On Aug 5, 3:26 am, "Jim Langston" <tazmas...@rocketmail.com> wrote:
"gccntn" <gcc...@yahoo.com> wrote in message
news:1186289843.767046.204180@k79g2000hse.googlegroups.com...
I have a basic C++ question. Consider a composite class A containing
two data members B and C that are also class objects:
class A
{
private:
B objB; // B is a class
C objC; // C is class
public:
...etc...
}
Is there a way for objB to invoke a method defined in class C? For
instance,
void B::functionB(void)
{
objC.functionC(void);
}
What is the best way to "link" B and C?
It depends on what it is you are actually trying to achieve.

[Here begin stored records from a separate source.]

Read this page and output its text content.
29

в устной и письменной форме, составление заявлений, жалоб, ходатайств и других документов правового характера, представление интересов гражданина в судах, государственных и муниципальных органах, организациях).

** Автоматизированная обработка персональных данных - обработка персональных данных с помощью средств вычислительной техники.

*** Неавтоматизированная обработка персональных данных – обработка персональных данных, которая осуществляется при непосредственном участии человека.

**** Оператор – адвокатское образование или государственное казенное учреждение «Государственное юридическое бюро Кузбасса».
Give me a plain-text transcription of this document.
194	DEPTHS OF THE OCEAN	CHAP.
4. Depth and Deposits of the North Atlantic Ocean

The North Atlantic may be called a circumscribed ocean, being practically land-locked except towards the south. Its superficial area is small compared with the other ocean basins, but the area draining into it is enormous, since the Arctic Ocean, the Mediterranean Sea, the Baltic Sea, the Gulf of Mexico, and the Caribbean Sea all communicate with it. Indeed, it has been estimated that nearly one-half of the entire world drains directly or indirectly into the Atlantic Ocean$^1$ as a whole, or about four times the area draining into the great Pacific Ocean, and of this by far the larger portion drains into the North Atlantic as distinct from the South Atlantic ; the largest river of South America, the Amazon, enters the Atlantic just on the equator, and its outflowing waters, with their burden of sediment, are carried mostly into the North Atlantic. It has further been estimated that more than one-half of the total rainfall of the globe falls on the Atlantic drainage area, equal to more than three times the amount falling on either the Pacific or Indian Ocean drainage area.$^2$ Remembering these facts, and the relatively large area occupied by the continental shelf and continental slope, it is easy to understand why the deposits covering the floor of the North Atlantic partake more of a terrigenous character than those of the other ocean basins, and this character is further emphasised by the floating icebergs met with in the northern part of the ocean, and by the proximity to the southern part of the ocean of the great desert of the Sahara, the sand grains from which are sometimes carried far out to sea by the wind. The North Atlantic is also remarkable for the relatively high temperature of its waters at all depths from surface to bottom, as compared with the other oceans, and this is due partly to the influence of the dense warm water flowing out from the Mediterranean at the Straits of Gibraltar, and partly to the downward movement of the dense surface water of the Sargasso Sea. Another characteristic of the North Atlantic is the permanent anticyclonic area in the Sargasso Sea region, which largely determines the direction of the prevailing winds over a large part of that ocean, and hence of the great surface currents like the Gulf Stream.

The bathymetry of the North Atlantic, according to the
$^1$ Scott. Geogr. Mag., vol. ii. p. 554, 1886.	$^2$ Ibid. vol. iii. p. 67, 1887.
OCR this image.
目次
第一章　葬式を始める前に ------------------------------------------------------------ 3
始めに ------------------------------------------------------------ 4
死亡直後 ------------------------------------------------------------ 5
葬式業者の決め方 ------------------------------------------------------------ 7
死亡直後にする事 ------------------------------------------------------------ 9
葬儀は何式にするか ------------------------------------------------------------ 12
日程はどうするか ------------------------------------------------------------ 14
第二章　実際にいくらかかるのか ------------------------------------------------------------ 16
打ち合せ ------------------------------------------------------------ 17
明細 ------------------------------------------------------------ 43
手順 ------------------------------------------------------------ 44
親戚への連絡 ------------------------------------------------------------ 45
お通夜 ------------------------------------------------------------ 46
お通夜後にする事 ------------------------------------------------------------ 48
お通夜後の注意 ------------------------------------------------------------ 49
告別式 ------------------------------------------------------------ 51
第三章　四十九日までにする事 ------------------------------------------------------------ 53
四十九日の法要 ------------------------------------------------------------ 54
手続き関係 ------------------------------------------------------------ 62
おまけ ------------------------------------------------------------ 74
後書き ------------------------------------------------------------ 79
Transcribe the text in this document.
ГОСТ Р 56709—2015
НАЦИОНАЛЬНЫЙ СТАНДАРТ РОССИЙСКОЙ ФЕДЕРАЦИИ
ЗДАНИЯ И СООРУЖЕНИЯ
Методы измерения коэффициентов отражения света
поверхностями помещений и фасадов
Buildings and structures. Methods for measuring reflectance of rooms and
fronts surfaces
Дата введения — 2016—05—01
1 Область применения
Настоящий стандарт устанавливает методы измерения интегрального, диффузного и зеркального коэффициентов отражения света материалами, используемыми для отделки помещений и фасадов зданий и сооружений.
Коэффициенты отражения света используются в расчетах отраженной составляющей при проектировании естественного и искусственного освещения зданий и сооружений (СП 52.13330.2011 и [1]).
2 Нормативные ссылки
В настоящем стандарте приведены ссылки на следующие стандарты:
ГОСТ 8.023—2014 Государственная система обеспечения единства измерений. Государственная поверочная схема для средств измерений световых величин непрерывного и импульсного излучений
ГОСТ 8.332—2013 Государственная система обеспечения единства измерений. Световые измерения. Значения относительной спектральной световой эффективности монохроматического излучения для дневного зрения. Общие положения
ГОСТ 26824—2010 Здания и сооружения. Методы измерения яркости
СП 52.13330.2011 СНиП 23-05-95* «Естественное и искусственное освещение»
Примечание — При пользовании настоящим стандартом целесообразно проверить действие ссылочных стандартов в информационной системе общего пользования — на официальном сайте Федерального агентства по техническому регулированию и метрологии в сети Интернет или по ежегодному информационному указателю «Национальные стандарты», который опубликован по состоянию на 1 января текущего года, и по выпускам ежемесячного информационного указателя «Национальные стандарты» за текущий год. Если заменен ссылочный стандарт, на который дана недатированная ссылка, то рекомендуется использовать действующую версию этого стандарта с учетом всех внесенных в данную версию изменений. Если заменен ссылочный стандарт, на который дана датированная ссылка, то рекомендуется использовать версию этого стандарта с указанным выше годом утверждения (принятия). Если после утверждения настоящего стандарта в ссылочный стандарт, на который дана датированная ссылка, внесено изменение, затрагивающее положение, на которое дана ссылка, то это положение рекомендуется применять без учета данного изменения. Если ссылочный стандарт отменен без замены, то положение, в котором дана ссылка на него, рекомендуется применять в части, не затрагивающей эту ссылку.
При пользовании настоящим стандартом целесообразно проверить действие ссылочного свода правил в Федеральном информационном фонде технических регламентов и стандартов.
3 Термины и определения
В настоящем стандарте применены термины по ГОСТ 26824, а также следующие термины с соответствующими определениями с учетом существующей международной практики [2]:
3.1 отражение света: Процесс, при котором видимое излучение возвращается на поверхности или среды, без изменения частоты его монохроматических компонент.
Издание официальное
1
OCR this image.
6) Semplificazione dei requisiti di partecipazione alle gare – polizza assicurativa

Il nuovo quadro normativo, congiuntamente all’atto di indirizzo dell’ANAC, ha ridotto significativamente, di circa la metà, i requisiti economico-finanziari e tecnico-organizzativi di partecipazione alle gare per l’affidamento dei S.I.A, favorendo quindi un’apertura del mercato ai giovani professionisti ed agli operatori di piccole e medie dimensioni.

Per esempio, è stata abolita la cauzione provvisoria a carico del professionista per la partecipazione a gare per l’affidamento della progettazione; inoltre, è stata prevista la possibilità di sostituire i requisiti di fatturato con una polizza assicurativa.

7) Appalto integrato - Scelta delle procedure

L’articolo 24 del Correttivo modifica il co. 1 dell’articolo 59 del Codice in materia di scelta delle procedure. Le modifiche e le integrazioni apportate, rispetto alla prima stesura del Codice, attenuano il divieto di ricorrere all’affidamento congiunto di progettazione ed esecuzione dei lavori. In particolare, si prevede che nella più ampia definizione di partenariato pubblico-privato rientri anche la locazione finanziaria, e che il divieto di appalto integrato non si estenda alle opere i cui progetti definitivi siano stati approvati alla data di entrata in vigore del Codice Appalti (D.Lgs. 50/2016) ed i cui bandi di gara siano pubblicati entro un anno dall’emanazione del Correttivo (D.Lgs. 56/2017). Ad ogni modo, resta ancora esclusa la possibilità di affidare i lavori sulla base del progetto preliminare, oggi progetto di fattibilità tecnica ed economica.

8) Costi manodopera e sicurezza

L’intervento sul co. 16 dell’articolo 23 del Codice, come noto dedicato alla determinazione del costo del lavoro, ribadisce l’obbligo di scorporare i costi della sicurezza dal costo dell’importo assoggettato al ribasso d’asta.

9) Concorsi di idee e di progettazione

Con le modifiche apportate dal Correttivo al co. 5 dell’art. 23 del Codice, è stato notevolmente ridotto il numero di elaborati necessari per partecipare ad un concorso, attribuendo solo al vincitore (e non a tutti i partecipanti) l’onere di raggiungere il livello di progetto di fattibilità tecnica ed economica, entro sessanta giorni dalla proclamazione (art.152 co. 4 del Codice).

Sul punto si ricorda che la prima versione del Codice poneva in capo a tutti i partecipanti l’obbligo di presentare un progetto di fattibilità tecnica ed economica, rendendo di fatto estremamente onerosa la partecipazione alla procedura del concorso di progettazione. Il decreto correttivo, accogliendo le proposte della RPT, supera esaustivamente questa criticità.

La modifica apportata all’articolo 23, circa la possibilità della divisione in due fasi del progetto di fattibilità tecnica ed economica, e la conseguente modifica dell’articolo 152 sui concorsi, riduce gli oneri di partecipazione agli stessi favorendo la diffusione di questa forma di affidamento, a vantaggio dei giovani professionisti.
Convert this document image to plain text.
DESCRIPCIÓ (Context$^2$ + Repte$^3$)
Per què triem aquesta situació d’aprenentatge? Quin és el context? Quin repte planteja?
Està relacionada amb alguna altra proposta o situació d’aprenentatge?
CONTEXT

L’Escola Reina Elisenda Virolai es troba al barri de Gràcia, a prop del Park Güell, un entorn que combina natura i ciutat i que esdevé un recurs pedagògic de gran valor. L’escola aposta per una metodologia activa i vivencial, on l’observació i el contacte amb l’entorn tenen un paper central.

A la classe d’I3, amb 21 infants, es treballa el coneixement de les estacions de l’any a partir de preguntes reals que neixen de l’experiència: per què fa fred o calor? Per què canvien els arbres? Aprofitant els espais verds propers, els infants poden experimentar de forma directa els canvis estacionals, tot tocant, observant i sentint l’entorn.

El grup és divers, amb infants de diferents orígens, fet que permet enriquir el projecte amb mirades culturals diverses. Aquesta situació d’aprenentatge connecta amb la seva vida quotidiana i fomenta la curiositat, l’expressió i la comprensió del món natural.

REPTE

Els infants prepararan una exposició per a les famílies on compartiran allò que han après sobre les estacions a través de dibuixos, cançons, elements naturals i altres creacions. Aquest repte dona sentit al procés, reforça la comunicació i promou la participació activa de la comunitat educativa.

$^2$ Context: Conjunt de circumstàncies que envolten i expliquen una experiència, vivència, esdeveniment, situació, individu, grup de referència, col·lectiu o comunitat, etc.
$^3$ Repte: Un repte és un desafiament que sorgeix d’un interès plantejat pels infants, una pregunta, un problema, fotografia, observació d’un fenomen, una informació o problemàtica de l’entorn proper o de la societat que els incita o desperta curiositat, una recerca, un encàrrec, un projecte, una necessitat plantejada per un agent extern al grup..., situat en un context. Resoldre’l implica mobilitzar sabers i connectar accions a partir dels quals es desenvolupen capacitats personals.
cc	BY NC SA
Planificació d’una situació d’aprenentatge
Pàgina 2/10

If B needs
to
invoke a method of C, then perhaps C should be a member of B. You have
many
alternatives though.
( following is all untested code )
1. Have the constructor of B take a reference to C and store it.
class B
{
public:
B( C& c ): c(c) {}
void functionB();
private:
C& c;
}
void B::functionB()
{
c.functionC();
}
2. Have an initialization function for B take a pointer to C and store
it.
class B
{
public:
B( ): c( NULL ) {}
void Init( C* cp ) { c = cp; }
void functionB();
private:
C* c;
}
void B::functionB()
{
if ( c )
c->functionC();
}
3. Best IMO, have B create it's own C
class B
{
public:
void functionB();
private:
C c;
}
void B::functionB()
{
c.functionC();
}
4. Have functionB accept a reference to C.
class B
{
public:
void functionB( C& c);
}
void B::functionB( C& c )
{
c.functionC();
}
5. Other less desirable methods (public instance of C, etc..)
The main quesiton is, WHY does B need to call a method of C?- Hide quoted
text -
- Show quoted text -
"The main quesiton is, WHY does B need to call a method of C?"
Good question. Say A (the composite class) is Car, B is Controls and C
is Engine. As I envision this, Controls must be able to tell Engine
when to Start, Accelerate, Stop and so on. However, please let me know
if anybody wants to suggest a different design. I'm open to
suggestions.
Thanks for all the good tips.
A car HAS controls. Being such, C should be inside B.
I would go with method 3. B has it's own C.